Várias são as teorias da conspiração que enchem as redes sociais e as poucas conversas de café. Das notícias falsas à criatividade desenfreada, aos insultos propositados de acusações de ganhos financeiros inusitados na economia mundial, experiências científicas ou ações de Estados ou de indivíduos, até da reação do planeta a um mundo sobrelotado, tudo surge e floresce.

Enquanto a Organização Mundial de Saúde e as autoridades sanitárias nacionais se esgotam no acompanhamento e tomada de decisões para conter a propagação do coronavírus, a natureza começou a fazer o seu trabalho de regeneração do planeta.

Uma das primeiras consequências do encerramento de fábricas e a diminuição abrupta de tráfego de viaturas e aviões pelo mundo forafoi a redução dos índices de poluição atmosférica e melhoria do ambiente, num mecanismo de compensação natural pela travagem repentina da atividade industrial e económica.

O novo coronavírus, também designado por Covid-19, tem provocado um verdadeiro tsunami nos hábitos sociais, na organização do trabalho, com evidentes repercussões na economia mundial. Ainda sem sabermos quando será controlado e sem podermos medir todas as suas consequências, a questão que se coloca é saber em que medida provocará mudanças permanentes na nossa vida.

O cenário atual surgia até agora descrito em livros de ficção científica, plasmado em filmes apocalípticos ou admitido em relatórios futuristas, mais ou menos reservados. A pandemia demonstra que nunca estamos devidamente preparados, quer pela ação dos poderes públicos nos quais confiamos, quer em termos pessoais, para um ataque desta natureza à nossa organização social.

Ironicamente, e por ação involuntária do vírus que fez adoecer milhares de pessoas, proporciona-se uma oportunidade de regeneração do ambiente. Mais rápida que qualquer manifestação, mais eficaz que qualquer Greta, mais determinada que qualquer governo, a natureza encontrou uma forma simples de se curar.

Ambiente e vírus não são partes da mesma equação, pelo contrário, repelem-se, embora neste caso em particular, numa manifestação anti-natura, o surgimento de uma provoque a melhoria da condição da outra.

O ambiente psicológico derivado da progressão do vírus, o número de pessoas infectadas, o crescente número de mortos, também criou um clima que tolera a restrição de direitos em nome da contenção da doença – emnome da esperança de rápida reposição das liberdades e dos níveis de saúde pessoal a nível mundial.

Curiosamente, o momento atual conduz-nos ao surgimento de uma situação teórica sempre estudada mas nunca expectável de estado de alerta ou de emergência. Fica assim claro como um microscópico vírus pode pôr a democracia em plano secundário, mais depressa que qualquer ação política ou militar.

Dentro de três meses, controlada a pandemia e regressados ao enquadramento constitucional normal, veremos se algo mudou efetivamente no plano social, económico e político.
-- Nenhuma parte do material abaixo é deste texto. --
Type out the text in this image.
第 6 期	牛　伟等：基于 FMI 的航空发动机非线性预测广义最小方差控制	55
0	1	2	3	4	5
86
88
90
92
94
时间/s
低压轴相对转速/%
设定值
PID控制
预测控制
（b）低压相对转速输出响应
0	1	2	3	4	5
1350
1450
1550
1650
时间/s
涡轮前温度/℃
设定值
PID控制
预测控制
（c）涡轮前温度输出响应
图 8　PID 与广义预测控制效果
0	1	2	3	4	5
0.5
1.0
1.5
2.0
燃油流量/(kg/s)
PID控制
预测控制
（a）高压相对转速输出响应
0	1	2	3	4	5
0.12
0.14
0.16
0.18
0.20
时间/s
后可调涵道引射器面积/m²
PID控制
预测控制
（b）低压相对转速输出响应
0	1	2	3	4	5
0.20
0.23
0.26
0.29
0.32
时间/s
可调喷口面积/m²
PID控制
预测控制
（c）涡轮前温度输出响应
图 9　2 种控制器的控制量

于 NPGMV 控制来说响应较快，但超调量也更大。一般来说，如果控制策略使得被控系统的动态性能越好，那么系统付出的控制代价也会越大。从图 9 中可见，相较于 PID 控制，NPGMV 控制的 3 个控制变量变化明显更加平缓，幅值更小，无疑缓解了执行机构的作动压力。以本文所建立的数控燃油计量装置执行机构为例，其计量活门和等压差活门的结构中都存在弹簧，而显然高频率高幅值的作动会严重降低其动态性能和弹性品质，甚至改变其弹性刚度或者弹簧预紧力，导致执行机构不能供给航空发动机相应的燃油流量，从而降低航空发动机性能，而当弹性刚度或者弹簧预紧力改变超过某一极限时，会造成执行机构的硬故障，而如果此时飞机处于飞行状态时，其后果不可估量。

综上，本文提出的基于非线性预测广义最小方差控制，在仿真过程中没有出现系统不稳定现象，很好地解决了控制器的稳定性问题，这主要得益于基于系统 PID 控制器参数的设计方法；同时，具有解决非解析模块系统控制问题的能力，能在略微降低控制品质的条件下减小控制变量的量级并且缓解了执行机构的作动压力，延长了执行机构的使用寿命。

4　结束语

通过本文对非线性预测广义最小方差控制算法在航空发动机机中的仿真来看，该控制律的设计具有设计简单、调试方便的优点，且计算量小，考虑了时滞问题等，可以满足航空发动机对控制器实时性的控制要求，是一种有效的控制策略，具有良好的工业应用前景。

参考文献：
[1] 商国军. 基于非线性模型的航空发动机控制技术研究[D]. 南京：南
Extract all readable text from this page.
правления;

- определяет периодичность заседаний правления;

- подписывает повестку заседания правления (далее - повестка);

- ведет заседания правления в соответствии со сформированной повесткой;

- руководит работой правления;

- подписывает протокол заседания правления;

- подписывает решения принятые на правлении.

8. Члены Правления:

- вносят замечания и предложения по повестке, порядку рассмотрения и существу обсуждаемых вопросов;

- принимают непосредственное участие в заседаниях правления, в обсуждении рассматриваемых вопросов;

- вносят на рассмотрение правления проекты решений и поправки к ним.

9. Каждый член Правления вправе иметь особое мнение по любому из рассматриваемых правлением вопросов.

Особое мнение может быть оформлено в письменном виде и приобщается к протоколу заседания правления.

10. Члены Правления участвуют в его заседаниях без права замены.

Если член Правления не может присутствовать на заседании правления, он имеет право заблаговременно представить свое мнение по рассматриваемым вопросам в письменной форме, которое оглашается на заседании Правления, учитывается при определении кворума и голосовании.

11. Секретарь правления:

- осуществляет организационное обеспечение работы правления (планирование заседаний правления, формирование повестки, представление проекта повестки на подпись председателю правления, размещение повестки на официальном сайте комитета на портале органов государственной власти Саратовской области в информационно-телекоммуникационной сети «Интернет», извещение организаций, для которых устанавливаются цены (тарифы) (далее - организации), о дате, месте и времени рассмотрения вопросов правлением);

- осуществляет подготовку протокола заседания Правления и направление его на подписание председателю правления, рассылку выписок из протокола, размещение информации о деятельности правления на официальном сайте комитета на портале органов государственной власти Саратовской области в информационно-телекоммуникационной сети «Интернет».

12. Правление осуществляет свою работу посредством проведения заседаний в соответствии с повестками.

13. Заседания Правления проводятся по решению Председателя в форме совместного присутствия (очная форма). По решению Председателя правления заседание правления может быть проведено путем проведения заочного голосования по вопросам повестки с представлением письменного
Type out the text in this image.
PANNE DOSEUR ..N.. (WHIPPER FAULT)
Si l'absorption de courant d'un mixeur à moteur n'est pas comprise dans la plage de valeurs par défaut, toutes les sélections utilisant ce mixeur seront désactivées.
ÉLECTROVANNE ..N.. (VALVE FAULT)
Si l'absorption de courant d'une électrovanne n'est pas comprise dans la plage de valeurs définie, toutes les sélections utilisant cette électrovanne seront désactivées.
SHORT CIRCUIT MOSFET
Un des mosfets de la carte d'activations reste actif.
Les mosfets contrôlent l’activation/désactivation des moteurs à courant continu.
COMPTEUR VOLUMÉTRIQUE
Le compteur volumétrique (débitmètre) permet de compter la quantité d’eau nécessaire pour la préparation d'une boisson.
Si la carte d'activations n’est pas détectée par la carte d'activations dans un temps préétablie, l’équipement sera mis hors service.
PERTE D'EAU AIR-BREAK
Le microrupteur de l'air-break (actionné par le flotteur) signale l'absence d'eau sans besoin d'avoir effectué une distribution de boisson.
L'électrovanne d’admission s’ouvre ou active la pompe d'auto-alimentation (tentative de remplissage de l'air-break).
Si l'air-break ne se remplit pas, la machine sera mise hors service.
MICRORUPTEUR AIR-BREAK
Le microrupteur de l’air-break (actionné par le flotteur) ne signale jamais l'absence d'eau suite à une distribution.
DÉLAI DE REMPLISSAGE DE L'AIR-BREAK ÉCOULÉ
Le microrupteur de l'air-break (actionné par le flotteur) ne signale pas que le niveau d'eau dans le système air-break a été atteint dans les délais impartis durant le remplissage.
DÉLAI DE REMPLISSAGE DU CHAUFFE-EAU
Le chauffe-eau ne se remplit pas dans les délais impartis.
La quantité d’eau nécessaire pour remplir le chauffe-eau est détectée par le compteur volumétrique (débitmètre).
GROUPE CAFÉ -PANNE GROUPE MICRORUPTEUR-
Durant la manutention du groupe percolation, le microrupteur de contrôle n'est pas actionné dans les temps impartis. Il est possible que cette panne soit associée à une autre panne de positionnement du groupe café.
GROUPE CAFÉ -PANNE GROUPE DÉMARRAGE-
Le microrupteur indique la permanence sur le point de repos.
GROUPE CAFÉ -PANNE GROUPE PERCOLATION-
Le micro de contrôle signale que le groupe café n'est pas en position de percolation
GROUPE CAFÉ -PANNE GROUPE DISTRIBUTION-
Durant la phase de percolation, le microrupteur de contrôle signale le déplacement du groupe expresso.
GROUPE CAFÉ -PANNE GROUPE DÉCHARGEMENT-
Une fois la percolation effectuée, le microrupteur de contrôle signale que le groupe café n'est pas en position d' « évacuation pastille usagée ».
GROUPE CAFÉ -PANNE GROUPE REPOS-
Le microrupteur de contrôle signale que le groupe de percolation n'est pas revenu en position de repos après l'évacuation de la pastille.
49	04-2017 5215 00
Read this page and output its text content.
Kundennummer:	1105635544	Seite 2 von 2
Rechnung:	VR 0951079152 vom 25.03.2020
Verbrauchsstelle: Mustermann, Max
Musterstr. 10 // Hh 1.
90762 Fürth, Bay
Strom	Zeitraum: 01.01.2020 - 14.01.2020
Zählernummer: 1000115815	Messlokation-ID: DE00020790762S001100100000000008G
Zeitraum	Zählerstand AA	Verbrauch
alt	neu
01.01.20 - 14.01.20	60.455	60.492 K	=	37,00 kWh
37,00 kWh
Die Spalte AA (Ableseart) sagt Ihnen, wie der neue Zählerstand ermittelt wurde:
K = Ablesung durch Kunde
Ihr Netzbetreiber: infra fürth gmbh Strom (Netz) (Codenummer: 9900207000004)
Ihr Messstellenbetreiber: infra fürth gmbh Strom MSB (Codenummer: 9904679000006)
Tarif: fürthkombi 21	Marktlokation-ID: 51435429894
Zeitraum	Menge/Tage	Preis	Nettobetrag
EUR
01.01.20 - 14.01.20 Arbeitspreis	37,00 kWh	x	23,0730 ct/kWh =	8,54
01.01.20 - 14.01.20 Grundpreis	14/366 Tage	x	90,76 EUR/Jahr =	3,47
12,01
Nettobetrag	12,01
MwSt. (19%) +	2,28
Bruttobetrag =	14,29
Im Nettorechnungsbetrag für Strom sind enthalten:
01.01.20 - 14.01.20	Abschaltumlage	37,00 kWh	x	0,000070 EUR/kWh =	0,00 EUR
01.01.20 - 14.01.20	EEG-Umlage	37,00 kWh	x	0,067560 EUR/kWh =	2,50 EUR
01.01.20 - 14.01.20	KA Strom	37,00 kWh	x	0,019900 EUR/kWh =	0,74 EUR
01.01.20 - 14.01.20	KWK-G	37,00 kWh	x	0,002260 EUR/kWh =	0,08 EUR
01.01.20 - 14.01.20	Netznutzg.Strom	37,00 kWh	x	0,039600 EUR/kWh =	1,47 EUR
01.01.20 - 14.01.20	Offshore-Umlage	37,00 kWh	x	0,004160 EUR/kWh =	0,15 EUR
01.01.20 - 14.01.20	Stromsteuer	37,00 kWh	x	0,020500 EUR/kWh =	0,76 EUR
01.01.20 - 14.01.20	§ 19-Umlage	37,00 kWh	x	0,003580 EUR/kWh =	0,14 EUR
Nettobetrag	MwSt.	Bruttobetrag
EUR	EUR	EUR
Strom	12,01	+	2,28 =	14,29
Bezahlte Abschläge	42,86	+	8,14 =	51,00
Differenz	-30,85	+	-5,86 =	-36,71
Provavelmente muito pouco, na recuperação imediata do tempo perdido e na memória das pessoas afetadas. Mas esse será o tempo da reflexão sobre a precariedade da economia, a capacidade da adaptação das pessoas e a interiorização de que os cenários mais extravagantes podem ser realidade. Numa história em que o protagonista será a humanidade a resgatar-se de si mesma, perante um planeta que assiste impávido e sereno à sua mutilação.